Assembling wines for Thanksgiving? The challenge is heady. Gramma likes a little Fino Sherry with her turkey stuffing (but then Gramma likes to sip Sherry with just about anything, including Jimmy Dean sausage). Wife, son and one son-in-law favor big reds. Another son-in-law is happy with Bud Lite. Daughter-in-law likes delicate reds but oaky Chardonnay. The neighbors served box wine at their daughter’s wedding.

Whatever the dinner fare and range of palates, one approach is to try a selection of red, white and rose wines, with one choice in each category under $20 and one over $20. For fun, have a secret ballot for each guest to vote for wine of the night. Reveal results when you bring out the Port with dessert. The following are candidates for the hunt, with short notes on style for reference:




Robert Mondavi 2007 Cabernet Sauvignon, Napa Valley, $19. Stylish, better than many $30+ wines. Napa mint/Cabernet nose; balanced; deep not hard.

Patz & Hall 2008 Pinot Noir, Sonoma Coast, $40. Clean, straightforward Pinot nose; complex, hints of oak aging; complex finish. Pinot Noirs are a good match for dark meat or ham.


Beckmen 2008 Grenache Santa Ynez Valley Rosé Purisima Mountain Vineyard, $18. Fresh, fruity, stone-fruit nose; balanced; rich for a rose. Also: Quivira, 2009, Grenache Rose in the $18 range. Try Roses with appetizers, white meat, stuffing, ham.
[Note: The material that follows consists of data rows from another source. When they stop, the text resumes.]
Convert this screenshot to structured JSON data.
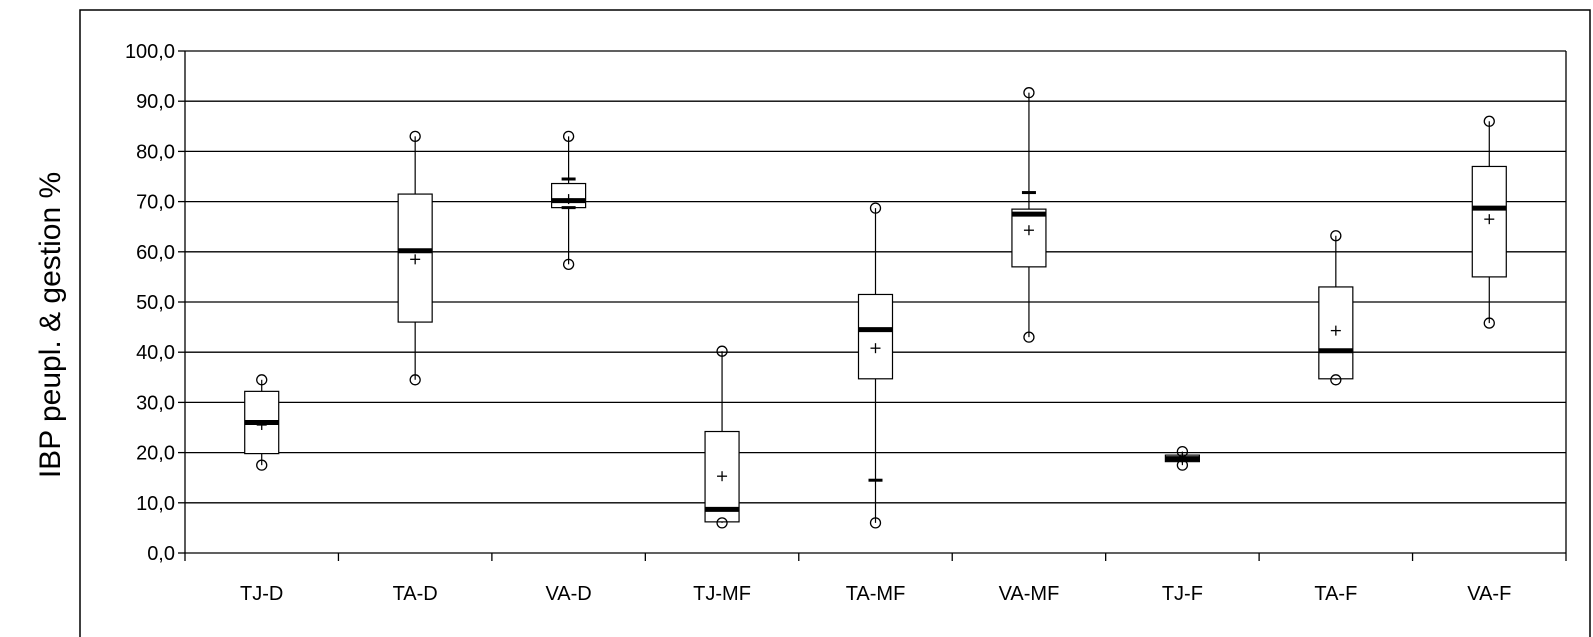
{
  "chart_data": {
    "type": "boxplot",
    "title": "",
    "xlabel": "",
    "ylabel": "IBP peupl. & gestion %",
    "ylim": [
      0,
      100
    ],
    "yticks": [
      "0,0",
      "10,0",
      "20,0",
      "30,0",
      "40,0",
      "50,0",
      "60,0",
      "70,0",
      "80,0",
      "90,0",
      "100,0"
    ],
    "grid": true,
    "categories": [
      "TJ-D",
      "TA-D",
      "VA-D",
      "TJ-MF",
      "TA-MF",
      "VA-MF",
      "TJ-F",
      "TA-F",
      "VA-F"
    ],
    "boxes": [
      {
        "category": "TJ-D",
        "min": 17.5,
        "q1": 19.8,
        "median": 26.0,
        "q3": 32.2,
        "max": 34.5,
        "mean": 25.5,
        "outliers": [
          17.5,
          34.5
        ]
      },
      {
        "category": "TA-D",
        "min": 34.5,
        "q1": 46.0,
        "median": 60.2,
        "q3": 71.5,
        "max": 83.0,
        "mean": 58.5,
        "outliers": [
          34.5,
          83.0
        ]
      },
      {
        "category": "VA-D",
        "min": 57.5,
        "q1": 68.8,
        "median": 70.2,
        "q3": 73.6,
        "max": 83.0,
        "mean": 70.5,
        "outliers": [
          57.5,
          83.0
        ],
        "whisker_caps": [
          68.8,
          74.5
        ]
      },
      {
        "category": "TJ-MF",
        "min": 6.0,
        "q1": 6.2,
        "median": 8.7,
        "q3": 24.2,
        "max": 40.2,
        "mean": 15.3,
        "outliers": [
          6.0,
          40.2
        ]
      },
      {
        "category": "TA-MF",
        "min": 6.0,
        "q1": 34.7,
        "median": 44.5,
        "q3": 51.5,
        "max": 68.7,
        "mean": 40.8,
        "outliers": [
          6.0,
          68.7
        ],
        "whisker_caps": [
          14.5
        ]
      },
      {
        "category": "VA-MF",
        "min": 43.0,
        "q1": 57.0,
        "median": 67.5,
        "q3": 68.5,
        "max": 91.7,
        "mean": 64.3,
        "outliers": [
          43.0,
          91.7
        ],
        "whisker_caps": [
          71.8
        ]
      },
      {
        "category": "TJ-F",
        "min": 17.5,
        "q1": 18.2,
        "median": 18.8,
        "q3": 19.5,
        "max": 20.2,
        "mean": 18.9,
        "outliers": [
          17.5,
          20.2
        ]
      },
      {
        "category": "TA-F",
        "min": 34.5,
        "q1": 34.7,
        "median": 40.3,
        "q3": 53.0,
        "max": 63.2,
        "mean": 44.3,
        "outliers": [
          34.5,
          63.2
        ]
      },
      {
        "category": "VA-F",
        "min": 45.8,
        "q1": 55.0,
        "median": 68.7,
        "q3": 77.0,
        "max": 86.0,
        "mean": 66.5,
        "outliers": [
          45.8,
          86.0
        ]
      }
    ]
  }
}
Chateau d’Esclans 2008 Côtes de Provence Rosé Esclans, $35. More complex nose of strawberries, cherries; a cornucopia of different fruit flavors on the palate; long finish.


Artesa 2008 Chardonnay Carneros, $12. Toasty, tropical, buttery nose; fat; soft. Great with shrimp, other appetizers, salads.

Beringer 2008 Chardonnay, Napa Valley Private Reserve, $35. Intense varietal nose, hints of oak aging; long rich finish. With seafood, white meat, vegetable dishes with cheese sauces, garlic mashed potatoes.